On the day that day was first suggested … well, had I consulted the old Magic 8 Ball first, it almost certainly would have said, “Outlook not so good.”

It’s not that our love story didn’t start perfectly. It did. I don’t recall that Susan was expecting our first kiss. Or, even, that she wanted it. I do remember that she kissed me back. And that she kissed me for some time. And that she kissed me in a gently passionate manner that convinced me, on the spot, that I wanted to continue kissing those lips for the rest of my life.

I was heels over head

that moment forward. I could have proposed marriage to her at that moment proper, that’s how convinced I was that Susan was “the one.” I didn’t, of course.

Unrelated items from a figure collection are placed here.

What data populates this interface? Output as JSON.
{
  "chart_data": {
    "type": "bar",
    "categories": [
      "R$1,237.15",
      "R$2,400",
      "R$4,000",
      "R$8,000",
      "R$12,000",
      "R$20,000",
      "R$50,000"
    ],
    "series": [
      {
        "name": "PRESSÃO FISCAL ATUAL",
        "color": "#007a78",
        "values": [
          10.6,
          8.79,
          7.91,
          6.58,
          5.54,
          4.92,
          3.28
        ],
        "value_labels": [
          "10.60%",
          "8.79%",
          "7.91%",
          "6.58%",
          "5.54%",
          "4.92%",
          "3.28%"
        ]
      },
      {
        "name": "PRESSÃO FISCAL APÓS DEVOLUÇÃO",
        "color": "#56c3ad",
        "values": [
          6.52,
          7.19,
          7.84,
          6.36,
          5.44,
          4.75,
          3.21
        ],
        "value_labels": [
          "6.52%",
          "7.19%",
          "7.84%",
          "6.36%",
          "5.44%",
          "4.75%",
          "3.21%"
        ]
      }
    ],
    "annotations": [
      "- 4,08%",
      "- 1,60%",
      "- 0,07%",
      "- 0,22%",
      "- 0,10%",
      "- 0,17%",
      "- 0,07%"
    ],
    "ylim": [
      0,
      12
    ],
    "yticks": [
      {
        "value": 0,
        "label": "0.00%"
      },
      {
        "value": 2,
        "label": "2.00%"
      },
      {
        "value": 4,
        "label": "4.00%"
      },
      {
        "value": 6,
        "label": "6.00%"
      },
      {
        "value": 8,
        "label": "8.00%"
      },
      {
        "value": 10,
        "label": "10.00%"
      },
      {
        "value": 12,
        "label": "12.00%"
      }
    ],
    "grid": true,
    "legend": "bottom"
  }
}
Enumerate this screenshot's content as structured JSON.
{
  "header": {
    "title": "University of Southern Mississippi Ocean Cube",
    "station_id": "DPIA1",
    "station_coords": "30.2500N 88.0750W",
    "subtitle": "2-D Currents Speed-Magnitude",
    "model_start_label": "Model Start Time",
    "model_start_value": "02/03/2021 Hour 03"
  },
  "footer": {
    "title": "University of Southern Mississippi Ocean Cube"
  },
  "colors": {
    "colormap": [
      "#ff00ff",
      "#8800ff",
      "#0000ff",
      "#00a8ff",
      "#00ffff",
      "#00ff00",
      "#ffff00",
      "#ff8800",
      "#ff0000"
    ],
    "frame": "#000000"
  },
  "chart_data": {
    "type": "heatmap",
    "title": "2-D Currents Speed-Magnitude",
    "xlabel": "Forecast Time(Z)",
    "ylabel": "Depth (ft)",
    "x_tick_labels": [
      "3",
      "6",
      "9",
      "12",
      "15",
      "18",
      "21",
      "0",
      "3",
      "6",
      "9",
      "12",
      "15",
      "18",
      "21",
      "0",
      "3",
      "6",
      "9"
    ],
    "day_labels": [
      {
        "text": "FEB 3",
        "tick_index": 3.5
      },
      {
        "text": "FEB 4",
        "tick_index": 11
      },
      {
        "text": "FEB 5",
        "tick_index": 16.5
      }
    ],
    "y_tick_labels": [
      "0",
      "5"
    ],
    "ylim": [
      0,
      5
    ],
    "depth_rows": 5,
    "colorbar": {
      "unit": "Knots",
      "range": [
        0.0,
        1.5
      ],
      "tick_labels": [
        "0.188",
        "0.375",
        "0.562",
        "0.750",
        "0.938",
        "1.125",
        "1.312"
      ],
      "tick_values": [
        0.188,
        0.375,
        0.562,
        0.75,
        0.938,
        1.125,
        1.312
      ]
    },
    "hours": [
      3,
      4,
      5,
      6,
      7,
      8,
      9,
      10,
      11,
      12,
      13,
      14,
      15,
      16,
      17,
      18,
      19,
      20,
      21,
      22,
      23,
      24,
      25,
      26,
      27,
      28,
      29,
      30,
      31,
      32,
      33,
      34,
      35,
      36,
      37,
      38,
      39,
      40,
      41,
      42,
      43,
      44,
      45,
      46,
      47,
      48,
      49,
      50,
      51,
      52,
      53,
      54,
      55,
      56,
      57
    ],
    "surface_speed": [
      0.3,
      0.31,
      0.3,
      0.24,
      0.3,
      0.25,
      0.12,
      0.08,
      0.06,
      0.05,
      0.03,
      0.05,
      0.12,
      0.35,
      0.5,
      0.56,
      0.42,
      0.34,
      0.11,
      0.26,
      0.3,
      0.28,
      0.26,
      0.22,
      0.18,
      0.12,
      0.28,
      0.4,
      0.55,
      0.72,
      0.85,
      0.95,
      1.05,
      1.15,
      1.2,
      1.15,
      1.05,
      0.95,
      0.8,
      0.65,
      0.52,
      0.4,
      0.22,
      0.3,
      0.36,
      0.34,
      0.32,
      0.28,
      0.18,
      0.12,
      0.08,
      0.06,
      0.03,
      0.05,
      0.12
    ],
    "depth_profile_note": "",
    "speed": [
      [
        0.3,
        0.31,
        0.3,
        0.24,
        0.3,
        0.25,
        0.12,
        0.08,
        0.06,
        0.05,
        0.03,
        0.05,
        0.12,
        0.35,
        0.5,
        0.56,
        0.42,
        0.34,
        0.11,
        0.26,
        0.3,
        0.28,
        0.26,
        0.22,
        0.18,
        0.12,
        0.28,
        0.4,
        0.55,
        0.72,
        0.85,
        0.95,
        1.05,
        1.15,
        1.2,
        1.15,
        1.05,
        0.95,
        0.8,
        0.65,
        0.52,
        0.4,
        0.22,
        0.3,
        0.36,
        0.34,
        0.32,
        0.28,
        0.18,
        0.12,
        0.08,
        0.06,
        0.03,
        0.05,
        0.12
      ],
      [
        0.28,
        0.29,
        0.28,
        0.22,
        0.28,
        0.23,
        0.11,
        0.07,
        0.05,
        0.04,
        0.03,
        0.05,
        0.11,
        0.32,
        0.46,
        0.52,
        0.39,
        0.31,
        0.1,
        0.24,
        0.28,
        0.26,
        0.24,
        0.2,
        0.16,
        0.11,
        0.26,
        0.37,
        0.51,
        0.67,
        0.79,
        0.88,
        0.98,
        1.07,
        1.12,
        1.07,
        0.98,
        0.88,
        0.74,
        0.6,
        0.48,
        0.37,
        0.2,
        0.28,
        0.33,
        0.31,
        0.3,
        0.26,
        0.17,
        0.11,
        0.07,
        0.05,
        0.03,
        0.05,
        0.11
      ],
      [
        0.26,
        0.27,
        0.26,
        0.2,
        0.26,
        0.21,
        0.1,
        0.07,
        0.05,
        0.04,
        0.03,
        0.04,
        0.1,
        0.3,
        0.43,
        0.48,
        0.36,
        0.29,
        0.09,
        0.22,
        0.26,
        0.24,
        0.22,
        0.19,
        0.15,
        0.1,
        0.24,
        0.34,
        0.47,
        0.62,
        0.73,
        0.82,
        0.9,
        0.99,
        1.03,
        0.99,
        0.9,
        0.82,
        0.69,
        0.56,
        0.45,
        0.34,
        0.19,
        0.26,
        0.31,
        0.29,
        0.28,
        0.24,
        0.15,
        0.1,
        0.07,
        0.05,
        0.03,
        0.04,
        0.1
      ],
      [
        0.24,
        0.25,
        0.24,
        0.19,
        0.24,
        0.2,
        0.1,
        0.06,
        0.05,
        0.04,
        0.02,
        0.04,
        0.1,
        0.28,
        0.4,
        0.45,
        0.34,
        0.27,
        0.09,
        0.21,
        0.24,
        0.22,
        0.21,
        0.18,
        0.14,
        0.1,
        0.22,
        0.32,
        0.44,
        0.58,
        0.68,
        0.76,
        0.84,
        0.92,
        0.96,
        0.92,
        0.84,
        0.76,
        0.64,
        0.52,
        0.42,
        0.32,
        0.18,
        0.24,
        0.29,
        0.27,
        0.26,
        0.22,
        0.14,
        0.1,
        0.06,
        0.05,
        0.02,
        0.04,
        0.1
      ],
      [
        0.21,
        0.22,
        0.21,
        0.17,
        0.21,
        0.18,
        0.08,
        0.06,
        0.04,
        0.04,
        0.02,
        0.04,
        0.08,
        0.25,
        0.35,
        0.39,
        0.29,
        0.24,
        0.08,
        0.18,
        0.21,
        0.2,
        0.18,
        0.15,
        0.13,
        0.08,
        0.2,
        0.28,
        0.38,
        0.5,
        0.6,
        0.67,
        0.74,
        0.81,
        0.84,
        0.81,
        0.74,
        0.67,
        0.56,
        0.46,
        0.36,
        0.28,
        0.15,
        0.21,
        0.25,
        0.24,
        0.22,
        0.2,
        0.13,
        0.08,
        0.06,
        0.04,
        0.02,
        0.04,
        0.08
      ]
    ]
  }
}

In fact, I waited two whole months to pop the question.

The details of that experience are a bit sketchy, nearly 38 years later, but the gist was this: My heart was racing uncontrollably as I mustered the nerve to coax the four magic words from my mouth. After what was likely the longest pause in the history of long pauses, she uttered her brief response. Historically, of course, there are two brief responses:

“yes” or “no.”

She said neither.

You see, Susan, by nature, was – and is – deliberate. She considers options, weighs reward against risk, sees the “BigPicture” far better than most. And her big picture answer was …

“Probably.”

For the record, “probably” wasn’t on the ballot I had etched in my brain that night. And it certainly didn’t segue to the celebration I’d also plotted. So, instead, we simply wound up on a couch watching a romantic comedy, toward the end of which the hero told the heroine he had a question he wanted to ask her. I remember thinking, “What are the odds?”

Wait – it gets better.

Sure enough, the star actor asked the star actress if she would marry him. Sure enough, she paused longer than any guy would like. And then she said …

And I’ll put my right hand on a Bible, if you ask me to, just to verify that I am telling the truth here …

“Probably.”

I decided at that very moment that fate was on my side. Every Aug. 2 since that one in 1980 simply confirms it.